As I type this major public relations concerns such as Edelman, Waggener Edstrom, and MWW Group already have the capability to show clients the beloved ROI. For whatever reasons are present though, marketers still rule the roost where converting "connected" customers is the goal. However, as PR professionals of the new digital age we are now able to affect the customer experience in real time, and we're almost able to show even normative effects such as storytelling and media cycles for affecting short, mid, and long term brand and visibility campaigning.
Metrics for PR
Success in business, in our ultra connected world, is as much about community and intelligence as it is about delivering fantastic products and services. Your brand, what customers are saying about you, and how you react to their experiences, you simply have to be "out there" to be competitive.
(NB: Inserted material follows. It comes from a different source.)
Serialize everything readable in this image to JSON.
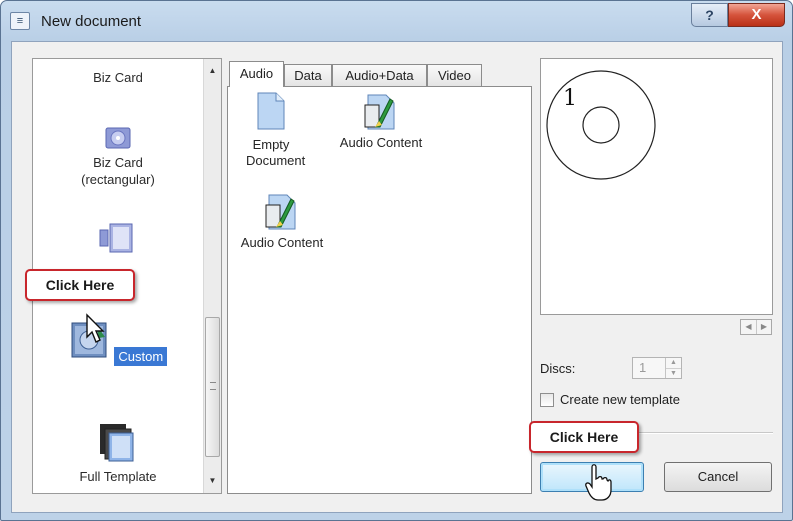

With this in mind for hotels (a business we're heavy into), I set out to see just how easily a PR firm might influence a media, I set out on the trail of how ideas can go viral using a social media monitoring tool called Mention.
The other day I published this story over at Everything PR News about how we can not only better understand the processes and activity of public relations campaigns, but how we will soon be able to minutely (if needed) measure all the influence variables. What's more, without so much effort we can mightily influence how big and how far a story or business idea is spread. In that I focused on how noted hotelier Petter Stordalen's efforts at resetting hospitality values by nixing porn at his Nordic Choice hotels, eventually grew into a story of big proportions worldwide. I reported on how we played a part in that, almost mischievously. Measuring using a lightweight tool such as Mention, combined with some intuitive media expertise, affords even a small PR firm some mighty advantages.
In order to make PR ROI a more scientific proof, it is necessary to analyze not only the fast and accurate rough detail Mention provides a user, but much deeper analytics as well. By using other services such as Brandwatch, a truer picture of "story" dissemination can be ascertained. While the two monitoring and analytics tools are completely "apples and oranges" where final use cases are concerned, it's logical to show a PR campaign's value, and each's inherent value, comparing data in between them.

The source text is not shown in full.